The problem with any externality--like pollution--is the relative price of the costly behavior to the beneficial behavior is wrong.  A tax on pollution--set equal to the marginal damage of the last unit of pollution--adjusts the relative price of the costly behavior and provides the incentive to achieve the social welfare maximizing level of the pollution.

The feebate, is the equivalent of a tax, just spread out a little different.  Instead of just raising the price of the 'bad' behavior, it both raises the price of the bad behavior and lowers the price of the good behavior.  The outcome is the same as the tax, a lower relative price of the good behavior, and incentive to switch.  This may be a more palatable alternative, but there doesn't seem to be an economic gain to a feebate versus a tax.

As for the distributional issues, there is again no difference between the tax and the feebate.  The criticism of taxes appears to be that they unfairly raise prices to those that have to undertake the bad behavior--you know, because we don't have any other choice--and doesn't go far enough to reward those who out the goodness of their heart undertake the good behavior.   The feebate somehow redistributes the costs and benefits more fairly.
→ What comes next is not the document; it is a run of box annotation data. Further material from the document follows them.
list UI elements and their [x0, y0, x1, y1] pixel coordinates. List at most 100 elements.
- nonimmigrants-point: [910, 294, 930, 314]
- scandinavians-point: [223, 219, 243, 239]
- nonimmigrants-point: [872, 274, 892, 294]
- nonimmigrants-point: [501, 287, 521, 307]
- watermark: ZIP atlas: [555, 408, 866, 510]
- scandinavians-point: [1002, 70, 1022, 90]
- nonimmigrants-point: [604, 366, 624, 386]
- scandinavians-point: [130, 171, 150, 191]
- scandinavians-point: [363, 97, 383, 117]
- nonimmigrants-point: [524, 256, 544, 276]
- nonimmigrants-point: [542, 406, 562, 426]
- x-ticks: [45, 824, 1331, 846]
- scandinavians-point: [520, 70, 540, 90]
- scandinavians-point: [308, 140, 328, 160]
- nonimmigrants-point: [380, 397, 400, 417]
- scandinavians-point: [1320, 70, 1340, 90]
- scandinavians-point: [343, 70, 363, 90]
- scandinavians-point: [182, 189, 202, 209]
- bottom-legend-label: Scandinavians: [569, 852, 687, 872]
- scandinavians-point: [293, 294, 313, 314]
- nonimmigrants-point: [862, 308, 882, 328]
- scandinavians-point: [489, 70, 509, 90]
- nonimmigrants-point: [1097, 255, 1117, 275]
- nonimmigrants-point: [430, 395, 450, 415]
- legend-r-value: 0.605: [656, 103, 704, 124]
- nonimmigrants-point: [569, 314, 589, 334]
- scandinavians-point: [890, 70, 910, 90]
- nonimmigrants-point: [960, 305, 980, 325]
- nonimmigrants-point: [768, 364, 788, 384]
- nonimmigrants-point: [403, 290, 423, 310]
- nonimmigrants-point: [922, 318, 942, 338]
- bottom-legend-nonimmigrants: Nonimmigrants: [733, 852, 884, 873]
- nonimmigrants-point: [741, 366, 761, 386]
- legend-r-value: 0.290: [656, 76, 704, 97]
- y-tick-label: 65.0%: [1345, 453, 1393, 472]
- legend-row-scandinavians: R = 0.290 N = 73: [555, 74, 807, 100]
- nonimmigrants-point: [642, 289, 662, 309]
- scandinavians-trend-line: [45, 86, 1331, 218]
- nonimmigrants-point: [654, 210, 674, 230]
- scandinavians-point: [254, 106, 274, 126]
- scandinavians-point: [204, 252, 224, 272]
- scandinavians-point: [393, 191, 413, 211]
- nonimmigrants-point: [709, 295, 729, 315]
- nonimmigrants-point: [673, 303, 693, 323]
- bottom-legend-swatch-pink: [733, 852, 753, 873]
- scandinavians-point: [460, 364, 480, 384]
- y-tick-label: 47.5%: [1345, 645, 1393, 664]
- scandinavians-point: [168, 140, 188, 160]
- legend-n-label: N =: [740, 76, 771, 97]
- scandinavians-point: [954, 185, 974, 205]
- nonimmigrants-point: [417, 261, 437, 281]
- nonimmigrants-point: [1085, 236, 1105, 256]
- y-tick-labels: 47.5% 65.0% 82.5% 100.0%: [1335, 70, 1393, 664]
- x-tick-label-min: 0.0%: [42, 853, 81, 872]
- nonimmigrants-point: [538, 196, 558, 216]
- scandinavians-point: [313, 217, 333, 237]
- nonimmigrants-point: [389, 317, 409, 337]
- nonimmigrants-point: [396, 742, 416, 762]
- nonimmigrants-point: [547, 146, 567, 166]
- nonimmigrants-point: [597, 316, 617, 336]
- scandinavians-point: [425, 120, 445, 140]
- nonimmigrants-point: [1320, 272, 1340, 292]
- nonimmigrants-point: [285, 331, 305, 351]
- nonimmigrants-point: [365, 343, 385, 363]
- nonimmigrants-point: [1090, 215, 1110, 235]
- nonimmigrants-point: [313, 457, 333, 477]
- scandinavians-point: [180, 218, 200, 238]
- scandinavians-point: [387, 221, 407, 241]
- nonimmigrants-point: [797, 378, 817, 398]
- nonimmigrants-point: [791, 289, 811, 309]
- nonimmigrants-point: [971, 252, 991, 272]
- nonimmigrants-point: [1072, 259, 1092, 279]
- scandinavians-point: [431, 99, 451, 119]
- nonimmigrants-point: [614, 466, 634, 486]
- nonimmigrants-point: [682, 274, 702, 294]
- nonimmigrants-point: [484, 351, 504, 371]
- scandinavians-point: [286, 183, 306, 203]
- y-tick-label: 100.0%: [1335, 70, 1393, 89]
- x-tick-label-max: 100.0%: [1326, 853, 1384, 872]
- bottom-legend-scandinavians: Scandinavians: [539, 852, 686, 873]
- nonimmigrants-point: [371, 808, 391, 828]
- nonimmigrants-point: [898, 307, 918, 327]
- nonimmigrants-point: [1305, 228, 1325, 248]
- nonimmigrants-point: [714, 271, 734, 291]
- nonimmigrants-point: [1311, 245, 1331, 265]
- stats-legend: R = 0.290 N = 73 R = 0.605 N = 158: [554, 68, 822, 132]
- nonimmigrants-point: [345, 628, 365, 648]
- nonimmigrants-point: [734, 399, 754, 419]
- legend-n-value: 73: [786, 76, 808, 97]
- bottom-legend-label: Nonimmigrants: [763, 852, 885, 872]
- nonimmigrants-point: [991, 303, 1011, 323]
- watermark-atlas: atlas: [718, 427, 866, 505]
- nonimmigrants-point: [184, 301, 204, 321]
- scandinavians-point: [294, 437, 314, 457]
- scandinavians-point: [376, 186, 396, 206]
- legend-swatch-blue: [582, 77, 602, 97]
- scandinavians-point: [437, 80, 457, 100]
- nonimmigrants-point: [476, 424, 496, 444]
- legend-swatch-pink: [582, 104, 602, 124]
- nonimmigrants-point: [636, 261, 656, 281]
First, fairness is WAY overrated.  Second, the feebate is no more or less equitable and no more or less distributionally flexible than the straight tax.  This is the fundamental reason why many economists--me in particular--are reluctant to try to decide what the best distribution looks like:  Each of us has a different opinion of the better distribution and none is best.  Somehow it is the judgment of the proponents of the feebate that the distributional outcome created by subsidizing the good behavior is better than just taking the tax revenue and giving it to the poor.  I'm not saying one is better because I don't know, I just don't think anyone can either.

So in short, feebates are interesting wordplay, but in the end are economically no different than a  tax. 

Comments

First, thanks for the post on the feebate - although I do think this feebate is something new - and for that reason is very easily misunderstood. What makes it new is that by having losers (with high emissions) in effect pay winners (with low emissions) a competitive environment is set up in which they race each other to low emissions.

Second, you say, "The feebate, is the equivalent of a tax, just spread out a little different." That might be true if you were comparing a tax of $10/ton to a feebate of $10/ton. But the whole idea of a feebate is that because it is not a tax - imposing an extra burden on companies above the cost of control - it is politically feasible to have a much higher incentive rate. That means you really need to compare a $1 tax to a $10 or $20 feebate. When you do that you come to realize that it is much more effective in reducing emissions.

But thanks for the attention. The feebate needs to be given much more attention than it has so far.

There is an article in the Australian Canberra paper about a new feebate program for water consumption, where users who go over a limit are charged extra, while users who stay under the limit get extra savings: http://canberra.yourguide.com.au/detail.asp?class=news&subclass=environment&story_id=569616&category=Environment

They don't call it a feebate, but that's what it is.